To the Editors:

Your readers may be interested in the following declaration by the University of the Republic of Uruguay following the death of Dan Mitrione, the American adviser who was kidnapped by the Tupamaros in August.

José Yglesias

Montevideo

DECLARATION BY THE CENTRAL GOVERNING COUNCIL

Faced with the events that are stirring the country, the University of the Republic recognizes its specific duty to contribute actively to that calm and exhaustive reflection that is required for each event to be understood as a part of the historical and social crisis which we are now undergoing.

Our attitude is in contrast to that of a [certain] propaganda machine, whose sole purpose is to play on the sentimental heartstrings of our people, and which is run with an intent quite at odds with the search for an authentic clarification of the facts and their causes. It would be easy indeed for the University of the Republic simply to issue a declaration of dismay over the loss of human lives. Instead we present here an analysis which is a conclusive confirmation of the facts that this university has been denouncing in a series of declarations during the last few years.

Violence does not erupt capriciously. Rather, it is the most painful expression of an economic and social crisis which no amount of propaganda can cover up, no matter how perfectly organized and carried out.

It is deceitful and hypocritical to cite as the explanation of the violence the inability of our citizenry to subordinate itself to a state of legality which those who are now invoking it were the first to undermine.

Historically, repressive violence has always engendered a resistance to the repression which is itself inevitably, and tragically, violent.
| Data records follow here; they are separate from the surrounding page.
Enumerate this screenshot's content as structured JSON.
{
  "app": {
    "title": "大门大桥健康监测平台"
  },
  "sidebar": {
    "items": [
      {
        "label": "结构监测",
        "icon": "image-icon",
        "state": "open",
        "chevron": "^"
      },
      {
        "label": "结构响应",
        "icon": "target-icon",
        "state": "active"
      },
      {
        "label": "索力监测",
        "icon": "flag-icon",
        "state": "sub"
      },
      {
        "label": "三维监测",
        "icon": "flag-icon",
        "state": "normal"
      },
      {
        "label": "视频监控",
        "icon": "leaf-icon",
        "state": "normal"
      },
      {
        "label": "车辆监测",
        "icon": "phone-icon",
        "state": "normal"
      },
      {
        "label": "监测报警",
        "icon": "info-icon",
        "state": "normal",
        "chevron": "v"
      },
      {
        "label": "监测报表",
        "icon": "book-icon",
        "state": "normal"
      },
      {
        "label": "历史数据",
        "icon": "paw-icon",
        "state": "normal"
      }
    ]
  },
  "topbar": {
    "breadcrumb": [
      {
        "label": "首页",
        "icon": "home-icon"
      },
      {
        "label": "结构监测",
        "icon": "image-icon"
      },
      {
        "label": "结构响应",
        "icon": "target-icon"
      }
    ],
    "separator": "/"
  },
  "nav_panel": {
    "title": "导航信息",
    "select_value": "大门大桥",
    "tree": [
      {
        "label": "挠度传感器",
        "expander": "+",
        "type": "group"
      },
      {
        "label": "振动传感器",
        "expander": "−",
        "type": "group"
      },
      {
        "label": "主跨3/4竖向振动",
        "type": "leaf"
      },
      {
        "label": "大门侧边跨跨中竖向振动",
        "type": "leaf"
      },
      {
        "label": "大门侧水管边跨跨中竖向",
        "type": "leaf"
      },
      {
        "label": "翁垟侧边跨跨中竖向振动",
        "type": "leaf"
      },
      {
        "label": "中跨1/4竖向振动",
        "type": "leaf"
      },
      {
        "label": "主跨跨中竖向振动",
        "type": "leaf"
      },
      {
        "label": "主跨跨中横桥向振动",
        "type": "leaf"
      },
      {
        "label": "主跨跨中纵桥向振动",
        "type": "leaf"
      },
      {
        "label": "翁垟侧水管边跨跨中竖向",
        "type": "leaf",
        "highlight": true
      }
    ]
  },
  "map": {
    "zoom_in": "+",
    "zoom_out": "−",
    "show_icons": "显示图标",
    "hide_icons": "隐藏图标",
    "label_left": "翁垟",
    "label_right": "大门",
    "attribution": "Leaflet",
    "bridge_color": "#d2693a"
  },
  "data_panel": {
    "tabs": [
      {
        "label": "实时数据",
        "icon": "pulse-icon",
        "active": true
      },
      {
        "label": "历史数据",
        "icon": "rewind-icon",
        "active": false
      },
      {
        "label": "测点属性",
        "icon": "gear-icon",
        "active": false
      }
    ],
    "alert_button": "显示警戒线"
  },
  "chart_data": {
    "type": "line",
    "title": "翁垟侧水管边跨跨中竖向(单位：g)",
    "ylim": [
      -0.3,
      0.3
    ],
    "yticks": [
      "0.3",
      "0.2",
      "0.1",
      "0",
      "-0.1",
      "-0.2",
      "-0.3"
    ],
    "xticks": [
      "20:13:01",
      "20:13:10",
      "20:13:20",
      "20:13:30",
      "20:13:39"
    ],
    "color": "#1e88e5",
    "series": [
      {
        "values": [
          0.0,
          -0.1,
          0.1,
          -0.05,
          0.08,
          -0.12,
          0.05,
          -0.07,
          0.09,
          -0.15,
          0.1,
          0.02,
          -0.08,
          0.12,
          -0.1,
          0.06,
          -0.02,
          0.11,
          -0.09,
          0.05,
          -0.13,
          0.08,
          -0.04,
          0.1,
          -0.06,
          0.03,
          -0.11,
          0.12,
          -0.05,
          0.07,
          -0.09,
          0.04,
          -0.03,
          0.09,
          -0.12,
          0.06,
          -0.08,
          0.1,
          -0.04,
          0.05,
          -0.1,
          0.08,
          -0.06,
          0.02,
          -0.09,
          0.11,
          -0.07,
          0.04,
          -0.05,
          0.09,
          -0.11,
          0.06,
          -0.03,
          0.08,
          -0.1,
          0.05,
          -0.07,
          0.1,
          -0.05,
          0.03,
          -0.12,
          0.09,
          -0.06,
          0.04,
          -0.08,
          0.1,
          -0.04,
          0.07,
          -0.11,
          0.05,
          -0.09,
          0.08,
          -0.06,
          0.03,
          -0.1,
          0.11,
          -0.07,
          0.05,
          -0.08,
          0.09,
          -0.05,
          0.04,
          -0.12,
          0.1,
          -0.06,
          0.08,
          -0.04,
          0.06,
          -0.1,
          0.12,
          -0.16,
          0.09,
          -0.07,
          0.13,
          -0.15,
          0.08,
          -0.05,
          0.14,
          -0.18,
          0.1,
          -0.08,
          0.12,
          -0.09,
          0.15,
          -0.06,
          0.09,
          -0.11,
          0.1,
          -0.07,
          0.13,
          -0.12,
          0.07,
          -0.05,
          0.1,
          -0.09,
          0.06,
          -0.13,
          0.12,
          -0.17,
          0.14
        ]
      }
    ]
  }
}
The Uruguay of today, which we have described as being in a state of social and economic crisis, finds herself, in order to maintain her structure, submitting to a concentration of cold and inhumane power without precedent, oriented and directed against the people and their natural aspirations.

We cannot hold blameless a regime which practices a silent and persistent form of social violence—which is no less dramatic than physical violence—a regime which in the working sector generates unemployment and freezes salaries, resulting in undernourishment and starvation; which in the area of public health assures a cruelly increasing number of deaths of young children; and which in the area of housing condemns the very poor to a life of torture in the unhealthy surroundings of slums and shanty settlements. A regime which simultaneously defends the privileges and the businesses of the minority while implacably persecuting militant students and trade union members, closing down organs of the press, censoring the dissemination of information, banning political parties and suspending individual guarantees.

Even less can we exonerate such a regime when we remember that it has not hesitated to resort to the violation of human rights through such well-documented practices as torture and brutal repression. This began in 1968 with the treacherous murders of and agressions (with their tragic sequels) against students who were simply manifesting their protest; these were followed by the murders of insurrectionists who were in the act of surrendering (they thus carried out, in effect, their own death sentences). All of this has set back democratic life in the Republic to an era of primitivism that all of us believed had long since passed.

In the midst of all of this, the unfortunate death of the North American adviser to the forces of political repression—a man who arrived in our country under the protective title of “aid to development”—together with the no less grievous deaths of the humble police agents who fell defending interests that were not their own, constitute a deplorable loss of human lives.

As to the tragic denouement of these recent events, we must blame the obduracy of the Executive Power, whose consistently negative attitude toward every possibility of peaceful mediation of the aforementioned situation culminated in the arrest of clergymen who, for the most respectable of humanitarian reasons, had undertaken risky negotiations in this very sensitive area.

The University of the Republic, perceiving most intensely the dramatic state in which its country finds itself, and feeling deeply and vitally bound to its country’s destiny, feels obliged to reaffirm that only through a profound restructuring of our society on a basis of equality and effective social justice, together with the full enforcement of the democratic freedoms and social norms which are our national heritage (among which predominates the respect for human beings and human lives), will all forms of violence disappear and both its causes and its consequences be eliminated.

The University has faith in the judgment of the Uruguayan people, and in their ability to be the builders of their own destiny.

(Approved by the Central Governing Council by a unanimous vote of all members presentfifteen out of fifteenin a session held on August 17, 1970.)